Berbekal berita acara serah-terima saja tak cukup bagi pemerintah DKI untuk menguasai Taman BMW. Jangankan mengantongi sertifikat, menduduki lahan saja pemerintah DKI belum bisa. Pada September lalu, misalnya, penghuni Taman BMW mengusir petugas Badan Pertanahan Nasional yang hendak mengukur lahan. Waktu itu petugas akan membuat peta bidang atas nama pemerintah DKI. Karena diusir, petugas BPN hanya bisa membuat peta dari jarak jauh, untuk lahan seluas 5,8 hektare. "Kami kan tahu, pemerintah DKI juga tak jelas kepemilikannya," kata Loudewyk.
Syahdan, dua tahun setelah Podomoro meneken berita acara serah-terima, muncul lelaki bernama Donald Guillamme. Pria 54 tahun itu mengaku sebagai pemegang hak waris atas Taman BMW. Warga Depok itu mengklaim memiliki dokumen lengkap berupa eigendom verponding nomor 309 atas nama Saamah, neneknya yang meninggal pada 1939. Saamah mendapat lahan seluas 30 hektare itu setelah menikah dengan Wolfe Lodewjk Marinus, seorang keturunan Belanda.
Donald juga mengantongi surat keterangan dari Balai Harta Peninggalan Jakarta. Bukti lain di tangannya, Penetapan Pengadilan Negeri Jakarta Utara pada 2005, yang menyatakan Donald berhak atas eigendom 309.
Ketika tahu tanah Taman BMW diserahkan ke pemerintah DKI, pada Maret 2009 Donald melapor ke Kejaksaan Agung. Waktu itu laporan Donald ditangani T.S. Limbong, jaksa utama muda bidang intelijen di Kejaksaan Agung. Limbong membentuk tim khusus beranggotakan lima jaksa. "Saya panggil dan periksa semua yang terkait kasus ini," ujarnya kepada Tempo.
Salah satu yang juga diperiksa Limbong adalah Trihatma. Dalam pemeriksaan itu Trihatma mengaku telah menyerahkan semua dokumen kepada pemerintah DKI. Trihatma pun menolak mengakui dokumen eigendom yang dipegang Donald. Alasan dia, eigendom yang mengacu pada hukum Belanda hapus dengan terbitnya Undang-Undang Pokok Agraria pada 1960.
Menurut Limbong, indikasi awal dugaan korupsi dalam kasus ini cukup kuat.

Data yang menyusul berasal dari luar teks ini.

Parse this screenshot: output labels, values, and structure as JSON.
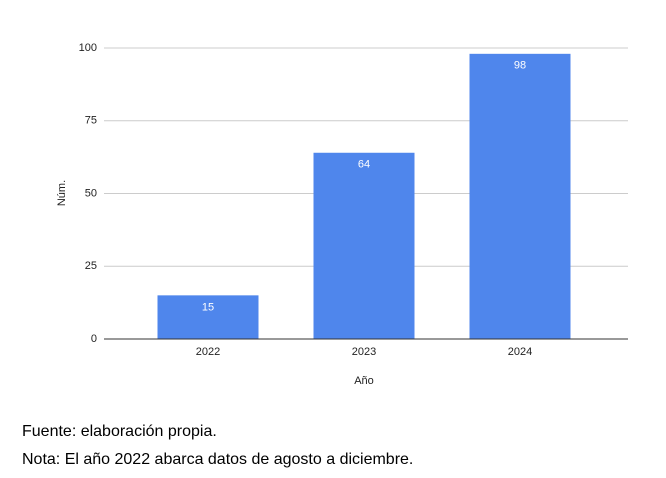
{
  "chart_data": {
    "type": "bar",
    "categories": [
      "2022",
      "2023",
      "2024"
    ],
    "values": [
      15,
      64,
      98
    ],
    "color": "#4f86ec",
    "ylim": [
      0,
      100
    ],
    "yticks": [
      0,
      25,
      50,
      75,
      100
    ],
    "grid": true,
    "y_label": "Núm.",
    "x_label": "Año",
    "notes": [
      "Fuente: elaboración propia.",
      "Nota: El año 2022 abarca datos de agosto a diciembre."
    ]
  }
}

Tim jaksa pun menemukan jejak persekongkolan pejabat Provinsi DKI yang mau menerima tanah dalam sengketa. Untuk menelisik hal itu, pada 2009 Limbong pernah menemui Sutiyoso. "Saya mendapatkan jawaban, 'Foke tak jadi gubernur bila ini tak saya tanda tangani'," kata Limbong.

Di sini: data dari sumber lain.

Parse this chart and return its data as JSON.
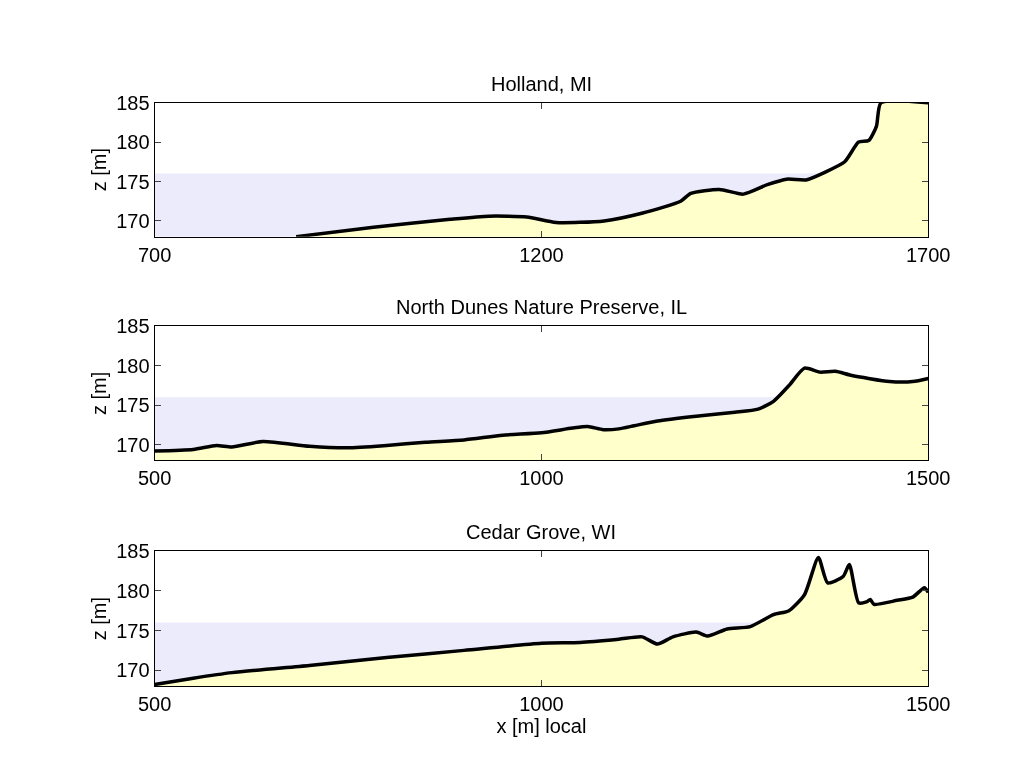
{
  "chart_data": [
    {
      "type": "area",
      "title": "Holland, MI",
      "ylabel": "z [m]",
      "xlim": [
        700,
        1700
      ],
      "ylim": [
        168,
        185
      ],
      "xticks": [
        700,
        1200,
        1700
      ],
      "yticks": [
        170,
        175,
        180,
        185
      ],
      "grid": false,
      "legend": false,
      "bands": [
        {
          "axis": "y",
          "from": 168,
          "to": 176,
          "color": "#ebebfb"
        }
      ],
      "series": [
        {
          "color": "#ffffcc",
          "x": [
            883,
            983,
            1082,
            1132,
            1181,
            1219,
            1281,
            1331,
            1380,
            1393,
            1430,
            1461,
            1492,
            1517,
            1542,
            1567,
            1592,
            1610,
            1623,
            1633,
            1639,
            1700
          ],
          "values": [
            168,
            169.2,
            170.2,
            170.6,
            170.5,
            169.8,
            170,
            171,
            172.5,
            173.5,
            174,
            173.4,
            174.6,
            175.3,
            175.2,
            176.2,
            177.5,
            180,
            180.2,
            182,
            185,
            185
          ]
        }
      ]
    },
    {
      "type": "area",
      "title": "North Dunes Nature Preserve, IL",
      "ylabel": "z [m]",
      "xlim": [
        500,
        1500
      ],
      "ylim": [
        168,
        185
      ],
      "xticks": [
        500,
        1000,
        1500
      ],
      "yticks": [
        170,
        175,
        180,
        185
      ],
      "grid": false,
      "legend": false,
      "bands": [
        {
          "axis": "y",
          "from": 168,
          "to": 176,
          "color": "#ebebfb"
        }
      ],
      "series": [
        {
          "color": "#ffffcc",
          "x": [
            500,
            550,
            580,
            600,
            640,
            700,
            750,
            800,
            850,
            900,
            950,
            1000,
            1040,
            1060,
            1080,
            1100,
            1120,
            1150,
            1200,
            1250,
            1280,
            1300,
            1320,
            1340,
            1360,
            1380,
            1400,
            1450,
            1480,
            1500
          ],
          "values": [
            169.2,
            169.4,
            169.9,
            169.7,
            170.4,
            169.8,
            169.6,
            169.9,
            170.3,
            170.6,
            171.2,
            171.5,
            172.1,
            172.3,
            171.9,
            172,
            172.4,
            173,
            173.6,
            174.1,
            174.5,
            175.5,
            177.5,
            179.7,
            179.2,
            179.3,
            178.8,
            178,
            178,
            178.4
          ]
        }
      ]
    },
    {
      "type": "area",
      "title": "Cedar Grove, WI",
      "xlabel": "x [m] local",
      "ylabel": "z [m]",
      "xlim": [
        500,
        1500
      ],
      "ylim": [
        168,
        185
      ],
      "xticks": [
        500,
        1000,
        1500
      ],
      "yticks": [
        170,
        175,
        180,
        185
      ],
      "grid": false,
      "legend": false,
      "bands": [
        {
          "axis": "y",
          "from": 168,
          "to": 176,
          "color": "#ebebfb"
        }
      ],
      "series": [
        {
          "color": "#ffffcc",
          "x": [
            500,
            550,
            600,
            700,
            800,
            900,
            1000,
            1050,
            1100,
            1130,
            1150,
            1170,
            1200,
            1215,
            1240,
            1270,
            1300,
            1320,
            1340,
            1358,
            1370,
            1390,
            1398,
            1410,
            1420,
            1425,
            1430,
            1460,
            1480,
            1495,
            1500
          ],
          "values": [
            168.2,
            169,
            169.7,
            170.6,
            171.6,
            172.5,
            173.4,
            173.5,
            173.9,
            174.2,
            173.3,
            174.2,
            174.8,
            174.3,
            175.2,
            175.5,
            177,
            177.5,
            179.5,
            184.2,
            181,
            181.8,
            183.3,
            178.5,
            178.6,
            178.9,
            178.3,
            178.8,
            179.2,
            180.4,
            179.8
          ]
        }
      ]
    }
  ]
}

Sutiyoso membantah cerita Limbong. "Sangat tidak mungkin jawaban itu," kata Sutiyoso melalui pesan pendek kepada Tempo pekan lalu.
Ketika Limbong dan timnya tengah giat mengumpulkan informasi, pada Oktober 2009, pengusutan dugaan korupsi Taman BMW dihentikan. "Saya tak tahu alasan atasan menghentikannya," kata Limbong.
Laporan Donald ke Kejaksaan Agung berbuntut laporan balik dari pihak Trihatma pada Juni 2009. Donald dituduh memiliki dokumen palsu. Putusan Pengadilan Negeri Jakarta Utara pada Desember 2009 menghukum Donald satu tahun penjara. Tiga orang lain yang memberikan kesaksian mendukung Donald, di antaranya Lurah Papanggo, juga dihukum 6-10 bulan penjara. Mereka dianggap memberi keterangan palsu. Putusan banding dan kasasi pun memperkuat putusan pengadilan negeri.
Kuasa hukum Donald, David Sulaiman, menjelaskan proses pengadilan atas kliennya sarat keganjilan. Misalnya, dokumen dinyatakan palsu hanya berdasarkan pernyataan seorang pegawai BPN. "Tanpa melalui uji laboratorium forensik," kata David.
Lepas dari penjara pada Oktober 2010, Donald menggugat Agung Podomoro dan Pemerintah Provinsi DKI ke jalur perdata. Tapi gugatan Donald ditolak pengadilan pada 4 Juli 2011. Saat ditemui Tempo, Donald enggan bercerita detail tentang kasusnya. "Dia masih trauma," ujar David.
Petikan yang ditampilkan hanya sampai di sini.